Copied this from the main page. Yves, if you agree with this you can remove it there and this header line.


UI Modeling

Adding to the mentioned languages in the table on the main page one can make use of a Platform independent UI Modeling language that specifies the intent of the UI, but not the technical implementation. By cleanly separating the intentions from the technical implementation you can have a single set of specifications generated into several target platforms. StUIML does this and I hope te be able to contribute the metamodel this summer to the PMF (Presentation Modeling Framework) project as soon as I get the green light at my current project. The current tooling around StUIML makes extensive use of EMF and related technology.

--Jim van Dam 11:36, 28 May 2008 (GMT)

Thanks Jim for adding this tropic. In fact, I wonder if your intent of the UI is same as what I said "Abstraction of GUI". In my opinion, a declarative UI needs first a Platform Independent UI MARKUP (instead of modeling) language (PIUIML), which is implemented obviously in EMF. The UI Markup language must be abstract. I prefer referring the modeling language to high level concept.

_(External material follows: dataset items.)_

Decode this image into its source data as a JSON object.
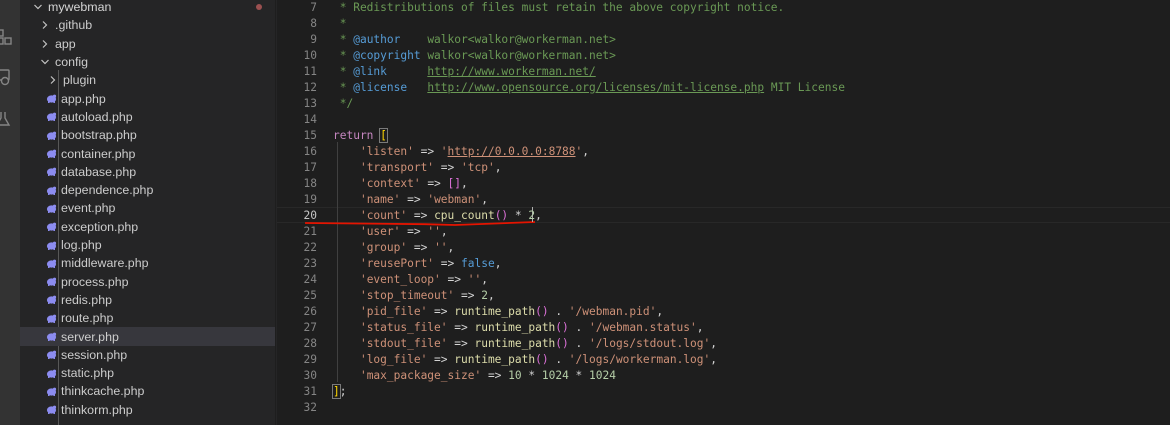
{
  "explorer": {
    "root": "mywebman",
    "items": [
      {
        "label": ".github",
        "type": "folder",
        "level": 1
      },
      {
        "label": "app",
        "type": "folder",
        "level": 1
      },
      {
        "label": "config",
        "type": "folder-open",
        "level": 1
      },
      {
        "label": "plugin",
        "type": "folder",
        "level": 2
      },
      {
        "label": "app.php",
        "type": "php",
        "level": 2
      },
      {
        "label": "autoload.php",
        "type": "php",
        "level": 2
      },
      {
        "label": "bootstrap.php",
        "type": "php",
        "level": 2
      },
      {
        "label": "container.php",
        "type": "php",
        "level": 2
      },
      {
        "label": "database.php",
        "type": "php",
        "level": 2
      },
      {
        "label": "dependence.php",
        "type": "php",
        "level": 2
      },
      {
        "label": "event.php",
        "type": "php",
        "level": 2
      },
      {
        "label": "exception.php",
        "type": "php",
        "level": 2
      },
      {
        "label": "log.php",
        "type": "php",
        "level": 2
      },
      {
        "label": "middleware.php",
        "type": "php",
        "level": 2
      },
      {
        "label": "process.php",
        "type": "php",
        "level": 2
      },
      {
        "label": "redis.php",
        "type": "php",
        "level": 2
      },
      {
        "label": "route.php",
        "type": "php",
        "level": 2
      },
      {
        "label": "server.php",
        "type": "php",
        "level": 2,
        "selected": true
      },
      {
        "label": "session.php",
        "type": "php",
        "level": 2
      },
      {
        "label": "static.php",
        "type": "php",
        "level": 2
      },
      {
        "label": "thinkcache.php",
        "type": "php",
        "level": 2
      },
      {
        "label": "thinkorm.php",
        "type": "php",
        "level": 2
      }
    ]
  },
  "editor": {
    "active_line": "20",
    "line_numbers": [
      "7",
      "8",
      "9",
      "10",
      "11",
      "12",
      "13",
      "14",
      "15",
      "16",
      "17",
      "18",
      "19",
      "20",
      "21",
      "22",
      "23",
      "24",
      "25",
      "26",
      "27",
      "28",
      "29",
      "30",
      "31",
      "32"
    ],
    "lines": [
      {
        "tokens": [
          {
            "t": " * Redistributions of files must retain the above copyright notice.",
            "c": "comment"
          }
        ]
      },
      {
        "tokens": [
          {
            "t": " *",
            "c": "comment"
          }
        ]
      },
      {
        "tokens": [
          {
            "t": " * ",
            "c": "comment"
          },
          {
            "t": "@author",
            "c": "tag"
          },
          {
            "t": "    walkor<walkor@workerman.net>",
            "c": "comment"
          }
        ]
      },
      {
        "tokens": [
          {
            "t": " * ",
            "c": "comment"
          },
          {
            "t": "@copyright",
            "c": "tag"
          },
          {
            "t": " walkor<walkor@workerman.net>",
            "c": "comment"
          }
        ]
      },
      {
        "tokens": [
          {
            "t": " * ",
            "c": "comment"
          },
          {
            "t": "@link",
            "c": "tag"
          },
          {
            "t": "      ",
            "c": "comment"
          },
          {
            "t": "http://www.workerman.net/",
            "c": "link"
          }
        ]
      },
      {
        "tokens": [
          {
            "t": " * ",
            "c": "comment"
          },
          {
            "t": "@license",
            "c": "tag"
          },
          {
            "t": "   ",
            "c": "comment"
          },
          {
            "t": "http://www.opensource.org/licenses/mit-license.php",
            "c": "link"
          },
          {
            "t": " MIT License",
            "c": "comment"
          }
        ]
      },
      {
        "tokens": [
          {
            "t": " */",
            "c": "comment"
          }
        ]
      },
      {
        "tokens": []
      },
      {
        "tokens": [
          {
            "t": "return",
            "c": "kw"
          },
          {
            "t": " ",
            "c": "op"
          },
          {
            "t": "[",
            "c": "bracket-match"
          }
        ]
      },
      {
        "tokens": [
          {
            "t": "    ",
            "c": "op"
          },
          {
            "t": "'listen'",
            "c": "str"
          },
          {
            "t": " => ",
            "c": "op"
          },
          {
            "t": "'",
            "c": "str"
          },
          {
            "t": "http://0.0.0.0:8788",
            "c": "url"
          },
          {
            "t": "'",
            "c": "str"
          },
          {
            "t": ",",
            "c": "op"
          }
        ]
      },
      {
        "tokens": [
          {
            "t": "    ",
            "c": "op"
          },
          {
            "t": "'transport'",
            "c": "str"
          },
          {
            "t": " => ",
            "c": "op"
          },
          {
            "t": "'tcp'",
            "c": "str"
          },
          {
            "t": ",",
            "c": "op"
          }
        ]
      },
      {
        "tokens": [
          {
            "t": "    ",
            "c": "op"
          },
          {
            "t": "'context'",
            "c": "str"
          },
          {
            "t": " => ",
            "c": "op"
          },
          {
            "t": "[]",
            "c": "paren"
          },
          {
            "t": ",",
            "c": "op"
          }
        ]
      },
      {
        "tokens": [
          {
            "t": "    ",
            "c": "op"
          },
          {
            "t": "'name'",
            "c": "str"
          },
          {
            "t": " => ",
            "c": "op"
          },
          {
            "t": "'webman'",
            "c": "str"
          },
          {
            "t": ",",
            "c": "op"
          }
        ]
      },
      {
        "tokens": [
          {
            "t": "    ",
            "c": "op"
          },
          {
            "t": "'count'",
            "c": "str"
          },
          {
            "t": " => ",
            "c": "op"
          },
          {
            "t": "cpu_count",
            "c": "fn"
          },
          {
            "t": "()",
            "c": "paren"
          },
          {
            "t": " * ",
            "c": "op"
          },
          {
            "t": "2",
            "c": "num"
          },
          {
            "t": ",",
            "c": "op"
          }
        ]
      },
      {
        "tokens": [
          {
            "t": "    ",
            "c": "op"
          },
          {
            "t": "'user'",
            "c": "str"
          },
          {
            "t": " => ",
            "c": "op"
          },
          {
            "t": "''",
            "c": "str"
          },
          {
            "t": ",",
            "c": "op"
          }
        ]
      },
      {
        "tokens": [
          {
            "t": "    ",
            "c": "op"
          },
          {
            "t": "'group'",
            "c": "str"
          },
          {
            "t": " => ",
            "c": "op"
          },
          {
            "t": "''",
            "c": "str"
          },
          {
            "t": ",",
            "c": "op"
          }
        ]
      },
      {
        "tokens": [
          {
            "t": "    ",
            "c": "op"
          },
          {
            "t": "'reusePort'",
            "c": "str"
          },
          {
            "t": " => ",
            "c": "op"
          },
          {
            "t": "false",
            "c": "bool"
          },
          {
            "t": ",",
            "c": "op"
          }
        ]
      },
      {
        "tokens": [
          {
            "t": "    ",
            "c": "op"
          },
          {
            "t": "'event_loop'",
            "c": "str"
          },
          {
            "t": " => ",
            "c": "op"
          },
          {
            "t": "''",
            "c": "str"
          },
          {
            "t": ",",
            "c": "op"
          }
        ]
      },
      {
        "tokens": [
          {
            "t": "    ",
            "c": "op"
          },
          {
            "t": "'stop_timeout'",
            "c": "str"
          },
          {
            "t": " => ",
            "c": "op"
          },
          {
            "t": "2",
            "c": "num"
          },
          {
            "t": ",",
            "c": "op"
          }
        ]
      },
      {
        "tokens": [
          {
            "t": "    ",
            "c": "op"
          },
          {
            "t": "'pid_file'",
            "c": "str"
          },
          {
            "t": " => ",
            "c": "op"
          },
          {
            "t": "runtime_path",
            "c": "fn"
          },
          {
            "t": "()",
            "c": "paren"
          },
          {
            "t": " . ",
            "c": "op"
          },
          {
            "t": "'/webman.pid'",
            "c": "str"
          },
          {
            "t": ",",
            "c": "op"
          }
        ]
      },
      {
        "tokens": [
          {
            "t": "    ",
            "c": "op"
          },
          {
            "t": "'status_file'",
            "c": "str"
          },
          {
            "t": " => ",
            "c": "op"
          },
          {
            "t": "runtime_path",
            "c": "fn"
          },
          {
            "t": "()",
            "c": "paren"
          },
          {
            "t": " . ",
            "c": "op"
          },
          {
            "t": "'/webman.status'",
            "c": "str"
          },
          {
            "t": ",",
            "c": "op"
          }
        ]
      },
      {
        "tokens": [
          {
            "t": "    ",
            "c": "op"
          },
          {
            "t": "'stdout_file'",
            "c": "str"
          },
          {
            "t": " => ",
            "c": "op"
          },
          {
            "t": "runtime_path",
            "c": "fn"
          },
          {
            "t": "()",
            "c": "paren"
          },
          {
            "t": " . ",
            "c": "op"
          },
          {
            "t": "'/logs/stdout.log'",
            "c": "str"
          },
          {
            "t": ",",
            "c": "op"
          }
        ]
      },
      {
        "tokens": [
          {
            "t": "    ",
            "c": "op"
          },
          {
            "t": "'log_file'",
            "c": "str"
          },
          {
            "t": " => ",
            "c": "op"
          },
          {
            "t": "runtime_path",
            "c": "fn"
          },
          {
            "t": "()",
            "c": "paren"
          },
          {
            "t": " . ",
            "c": "op"
          },
          {
            "t": "'/logs/workerman.log'",
            "c": "str"
          },
          {
            "t": ",",
            "c": "op"
          }
        ]
      },
      {
        "tokens": [
          {
            "t": "    ",
            "c": "op"
          },
          {
            "t": "'max_package_size'",
            "c": "str"
          },
          {
            "t": " => ",
            "c": "op"
          },
          {
            "t": "10",
            "c": "num"
          },
          {
            "t": " * ",
            "c": "op"
          },
          {
            "t": "1024",
            "c": "num"
          },
          {
            "t": " * ",
            "c": "op"
          },
          {
            "t": "1024",
            "c": "num"
          }
        ]
      },
      {
        "tokens": [
          {
            "t": "]",
            "c": "bracket-match"
          },
          {
            "t": ";",
            "c": "op"
          }
        ]
      },
      {
        "tokens": []
      }
    ]
  },
  "colors": {
    "annotation_underline": "#e51400",
    "editor_bg": "#1e1e1e",
    "sidebar_bg": "#252526"
  }
}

Useless to say that the PIUIML model is very important for development tools. It can be used directly by Visual editor or/and indirectly by domain modelers via PMF.

--Yves YANG 09:42, 28 May 2008 (EDT)

I agree for the most part, but there is an important difference between something like XAML and what I call a platform independent UI modeling language. XAML talks about checkbox, textblock, scrollbar and radiobutton and although these exist in variations on all platforms they are still platform specific. To use this language everywhere you would have to implement a renderer for the language on all platforms. A supplementary approach could be to separate the technical 'widget' choice from the functional. PMF will talk about editing properties, managing a collection and a sequence of dialogues instead of the widgets mentioned above. You can then create generators for every technical platform without changing your specification. As the UI technical space is moving quickly this makes it easier to keep up and maintain a single set of specifications. I am not sure if this approach is appropriate for E4 and it can be supplemental to a Declarative UI, but I wanted to mention the possibility in the light of our upcoming efforts on PMF.